Os vestibulandos costumam dizer que não passa de brincadeira a ideia de que os estudantes de origem asiática conquistam mais vagas nas melhores universidades. Mas o mito pode causar ainda mais expectativa em quem já está bastante preocupado com a concorrência no vestibular (Folha de S. Paulo, 05 de setembro de 2002: Página especial 3).

Na totalidade integral, os discursos circunscrevem-se a um único grupo, como a imigração japonesa, alemã, italiana, espanhola etc. ou simplesmente referem-se à imigração ou aos imigrantes, de forma genérica. Esses discursos poderiam ser também chamados de “as grandes narrativas”, pois trabalham os traços mais gerais da história da imigração de um determinado grupo:

Para impedir que elementos estrangeiros no Brasil venham perturbar a nossa soberania ou serem fatores dissociativos ou enfraquecedores do espírito da nacionalidade é preciso cuidar-se da assimilação do alienígena e de seus descendentes. Daí decorre a necessidade imprescindível de associar-se ao problema imigratório o de assimilação (Côrtes, 1947: 6).

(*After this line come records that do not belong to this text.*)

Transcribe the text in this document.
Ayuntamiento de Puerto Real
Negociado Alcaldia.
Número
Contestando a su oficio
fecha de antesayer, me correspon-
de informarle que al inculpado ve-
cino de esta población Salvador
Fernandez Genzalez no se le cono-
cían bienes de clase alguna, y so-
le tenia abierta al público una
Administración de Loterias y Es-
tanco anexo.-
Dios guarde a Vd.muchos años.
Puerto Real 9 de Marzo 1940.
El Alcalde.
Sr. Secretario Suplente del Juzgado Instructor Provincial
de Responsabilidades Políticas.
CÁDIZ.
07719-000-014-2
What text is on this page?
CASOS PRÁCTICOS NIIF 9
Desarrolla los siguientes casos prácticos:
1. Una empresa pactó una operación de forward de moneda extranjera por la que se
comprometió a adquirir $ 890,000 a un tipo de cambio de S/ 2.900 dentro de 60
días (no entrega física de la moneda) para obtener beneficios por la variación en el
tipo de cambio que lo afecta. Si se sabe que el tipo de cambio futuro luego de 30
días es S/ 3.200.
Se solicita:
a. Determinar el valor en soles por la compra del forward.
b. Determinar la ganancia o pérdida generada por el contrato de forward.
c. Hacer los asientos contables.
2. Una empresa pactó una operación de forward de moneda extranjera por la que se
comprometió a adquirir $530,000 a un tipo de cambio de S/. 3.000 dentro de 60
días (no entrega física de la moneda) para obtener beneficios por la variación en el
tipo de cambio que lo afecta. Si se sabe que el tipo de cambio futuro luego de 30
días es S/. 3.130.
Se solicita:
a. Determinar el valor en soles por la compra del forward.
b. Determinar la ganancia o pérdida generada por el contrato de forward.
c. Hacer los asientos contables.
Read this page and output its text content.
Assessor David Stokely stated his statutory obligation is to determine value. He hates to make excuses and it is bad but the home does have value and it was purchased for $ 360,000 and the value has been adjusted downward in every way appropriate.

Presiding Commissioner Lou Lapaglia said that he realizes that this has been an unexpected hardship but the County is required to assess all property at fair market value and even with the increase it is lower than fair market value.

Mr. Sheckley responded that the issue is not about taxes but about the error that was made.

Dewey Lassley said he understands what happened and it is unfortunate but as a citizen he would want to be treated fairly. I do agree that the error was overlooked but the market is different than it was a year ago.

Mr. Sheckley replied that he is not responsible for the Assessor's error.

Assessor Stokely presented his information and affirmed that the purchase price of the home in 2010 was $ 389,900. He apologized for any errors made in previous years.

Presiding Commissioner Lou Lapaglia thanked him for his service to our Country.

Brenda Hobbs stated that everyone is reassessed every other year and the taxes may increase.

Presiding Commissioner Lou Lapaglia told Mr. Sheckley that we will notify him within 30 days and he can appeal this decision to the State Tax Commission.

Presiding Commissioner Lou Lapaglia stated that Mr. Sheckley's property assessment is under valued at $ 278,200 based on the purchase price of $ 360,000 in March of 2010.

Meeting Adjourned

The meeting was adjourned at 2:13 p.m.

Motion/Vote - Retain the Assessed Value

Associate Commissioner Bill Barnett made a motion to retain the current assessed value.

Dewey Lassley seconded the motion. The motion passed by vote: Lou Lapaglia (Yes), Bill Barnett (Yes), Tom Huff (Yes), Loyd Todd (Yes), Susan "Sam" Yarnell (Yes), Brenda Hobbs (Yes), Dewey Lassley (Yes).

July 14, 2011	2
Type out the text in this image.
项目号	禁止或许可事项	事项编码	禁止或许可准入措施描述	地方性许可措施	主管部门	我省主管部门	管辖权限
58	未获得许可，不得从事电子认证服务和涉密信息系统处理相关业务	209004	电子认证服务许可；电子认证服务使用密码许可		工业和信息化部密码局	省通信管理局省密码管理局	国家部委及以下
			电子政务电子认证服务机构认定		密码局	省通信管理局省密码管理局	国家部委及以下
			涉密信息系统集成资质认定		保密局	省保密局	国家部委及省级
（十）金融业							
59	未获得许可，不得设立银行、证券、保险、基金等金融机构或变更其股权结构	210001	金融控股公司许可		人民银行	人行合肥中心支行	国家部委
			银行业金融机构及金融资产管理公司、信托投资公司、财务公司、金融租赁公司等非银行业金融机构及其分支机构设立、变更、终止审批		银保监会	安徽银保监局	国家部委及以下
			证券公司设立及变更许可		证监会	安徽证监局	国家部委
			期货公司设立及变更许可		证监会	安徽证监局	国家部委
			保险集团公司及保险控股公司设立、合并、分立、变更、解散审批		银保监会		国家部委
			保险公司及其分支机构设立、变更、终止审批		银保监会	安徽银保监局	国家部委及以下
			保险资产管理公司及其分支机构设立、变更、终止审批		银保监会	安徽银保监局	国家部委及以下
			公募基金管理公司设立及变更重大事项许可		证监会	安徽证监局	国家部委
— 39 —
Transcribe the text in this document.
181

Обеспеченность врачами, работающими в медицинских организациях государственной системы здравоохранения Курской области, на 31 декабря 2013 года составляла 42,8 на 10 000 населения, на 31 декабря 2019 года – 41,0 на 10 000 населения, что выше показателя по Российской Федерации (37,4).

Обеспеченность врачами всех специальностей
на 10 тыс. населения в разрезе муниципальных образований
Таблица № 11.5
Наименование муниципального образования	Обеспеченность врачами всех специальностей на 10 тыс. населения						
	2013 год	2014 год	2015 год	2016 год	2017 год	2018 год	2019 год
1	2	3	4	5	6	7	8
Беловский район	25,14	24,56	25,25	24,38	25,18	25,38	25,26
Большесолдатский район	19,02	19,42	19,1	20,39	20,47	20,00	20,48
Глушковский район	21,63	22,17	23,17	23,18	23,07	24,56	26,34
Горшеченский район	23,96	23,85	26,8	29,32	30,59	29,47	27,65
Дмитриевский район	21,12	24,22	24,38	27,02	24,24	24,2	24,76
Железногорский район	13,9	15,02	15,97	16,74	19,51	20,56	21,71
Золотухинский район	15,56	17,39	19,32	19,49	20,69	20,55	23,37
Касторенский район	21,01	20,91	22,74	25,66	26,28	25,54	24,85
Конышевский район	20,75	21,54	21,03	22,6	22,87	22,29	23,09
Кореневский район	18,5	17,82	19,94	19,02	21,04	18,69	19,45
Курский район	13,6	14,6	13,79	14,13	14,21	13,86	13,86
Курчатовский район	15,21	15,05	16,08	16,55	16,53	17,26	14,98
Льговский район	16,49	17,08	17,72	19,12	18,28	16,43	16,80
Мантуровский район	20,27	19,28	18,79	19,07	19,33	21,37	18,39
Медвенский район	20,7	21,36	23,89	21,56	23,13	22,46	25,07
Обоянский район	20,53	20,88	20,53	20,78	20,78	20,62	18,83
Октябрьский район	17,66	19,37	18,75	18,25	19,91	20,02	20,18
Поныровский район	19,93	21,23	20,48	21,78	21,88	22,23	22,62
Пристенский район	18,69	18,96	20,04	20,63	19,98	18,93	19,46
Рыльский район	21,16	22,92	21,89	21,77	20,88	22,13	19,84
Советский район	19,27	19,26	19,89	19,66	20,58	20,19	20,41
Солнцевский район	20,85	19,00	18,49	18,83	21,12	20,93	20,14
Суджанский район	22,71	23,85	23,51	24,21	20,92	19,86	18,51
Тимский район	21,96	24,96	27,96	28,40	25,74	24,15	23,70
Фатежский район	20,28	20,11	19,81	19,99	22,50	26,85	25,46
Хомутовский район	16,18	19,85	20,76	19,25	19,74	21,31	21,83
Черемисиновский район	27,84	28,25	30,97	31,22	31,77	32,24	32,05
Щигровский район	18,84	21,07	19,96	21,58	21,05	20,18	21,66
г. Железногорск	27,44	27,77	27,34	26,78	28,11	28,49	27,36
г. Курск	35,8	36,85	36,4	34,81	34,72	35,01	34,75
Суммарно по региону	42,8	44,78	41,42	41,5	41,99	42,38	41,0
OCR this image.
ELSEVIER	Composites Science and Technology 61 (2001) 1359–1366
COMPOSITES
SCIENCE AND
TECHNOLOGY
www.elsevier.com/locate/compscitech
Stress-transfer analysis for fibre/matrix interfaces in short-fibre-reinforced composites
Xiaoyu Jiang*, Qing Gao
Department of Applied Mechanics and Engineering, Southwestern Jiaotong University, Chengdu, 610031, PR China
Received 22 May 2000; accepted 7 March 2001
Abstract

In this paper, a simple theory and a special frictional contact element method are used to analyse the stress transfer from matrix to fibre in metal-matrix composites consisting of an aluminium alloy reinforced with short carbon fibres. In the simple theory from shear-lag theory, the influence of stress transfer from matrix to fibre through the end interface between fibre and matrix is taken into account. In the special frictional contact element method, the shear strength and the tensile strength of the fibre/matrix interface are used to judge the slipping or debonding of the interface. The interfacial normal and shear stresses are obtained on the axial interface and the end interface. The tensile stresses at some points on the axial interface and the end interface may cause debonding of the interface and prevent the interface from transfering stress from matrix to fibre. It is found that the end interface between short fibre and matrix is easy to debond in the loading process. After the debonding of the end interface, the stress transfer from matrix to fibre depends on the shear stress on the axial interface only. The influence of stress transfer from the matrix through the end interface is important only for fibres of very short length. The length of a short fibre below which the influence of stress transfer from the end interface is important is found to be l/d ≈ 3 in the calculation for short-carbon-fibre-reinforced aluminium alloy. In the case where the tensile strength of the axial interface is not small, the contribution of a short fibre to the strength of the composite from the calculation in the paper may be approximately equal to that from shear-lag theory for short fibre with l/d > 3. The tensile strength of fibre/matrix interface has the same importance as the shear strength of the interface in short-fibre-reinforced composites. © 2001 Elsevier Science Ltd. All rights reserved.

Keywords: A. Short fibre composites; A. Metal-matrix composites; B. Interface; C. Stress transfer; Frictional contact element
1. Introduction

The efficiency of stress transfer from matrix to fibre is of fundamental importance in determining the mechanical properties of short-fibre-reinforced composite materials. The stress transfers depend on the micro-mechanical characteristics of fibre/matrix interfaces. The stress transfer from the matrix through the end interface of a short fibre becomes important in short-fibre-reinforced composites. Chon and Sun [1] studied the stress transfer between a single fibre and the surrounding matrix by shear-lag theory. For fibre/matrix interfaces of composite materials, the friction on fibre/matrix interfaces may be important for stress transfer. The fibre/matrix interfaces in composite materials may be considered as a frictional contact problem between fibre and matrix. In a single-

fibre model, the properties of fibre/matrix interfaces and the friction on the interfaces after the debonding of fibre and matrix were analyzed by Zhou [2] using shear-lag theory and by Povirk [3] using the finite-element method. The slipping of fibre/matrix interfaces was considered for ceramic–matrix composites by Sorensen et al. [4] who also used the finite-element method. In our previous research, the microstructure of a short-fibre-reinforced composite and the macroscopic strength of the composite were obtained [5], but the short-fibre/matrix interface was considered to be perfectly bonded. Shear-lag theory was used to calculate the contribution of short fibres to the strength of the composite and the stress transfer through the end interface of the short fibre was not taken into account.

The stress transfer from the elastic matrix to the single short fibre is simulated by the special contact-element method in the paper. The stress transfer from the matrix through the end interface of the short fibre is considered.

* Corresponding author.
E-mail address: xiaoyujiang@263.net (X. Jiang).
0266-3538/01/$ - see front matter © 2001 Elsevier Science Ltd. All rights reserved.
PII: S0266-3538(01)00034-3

Por fim, a totalidade partitiva trata de uma coletividade temática: a família, a escola, a comunidade, a associação, o hospital, o clube etc. voltados para os imigrantes. Esse tipo de discurso se refere a coletividades menores e a atividades específicas de determinado grupo imigrante:

O papel da família na educação nipônica é muito importante, e à total autoridade paterna cabe formar o espírito de disciplina e obediência nos mais jovens. Esta parte da educação foi e é cumprida pelos ‘issei’, e para complementá-la apareceram as escolas japonesas, com professores, currículos e programas iguais aos do curso primário japonês. Antes da guerra essas escolas funcionavam abertamente, com seus 6 anos de ensino, tanto em zonas

rurais como urbanas, onde houvesse um número de japoneses suficiente para mantê-las (Cardoso, 1959: 103-104).

Evidentemente, diante da complexidade constitutiva dos discursos, muitas vezes é possível observar uma mistura de tipos, mas sempre com o predomínio de um sobre os demais. Essa tipologia, contudo, não é suficiente para explicar como se estabelecem as relações entre imigrantes e a sociedade e o Estado brasileiros nem as imagens produzidas nessas relações. A interação entre identidade e alteridade será explicada de outra forma. Como veremos a seguir, o princípio que servirá de base para a interação será a formação dos valores.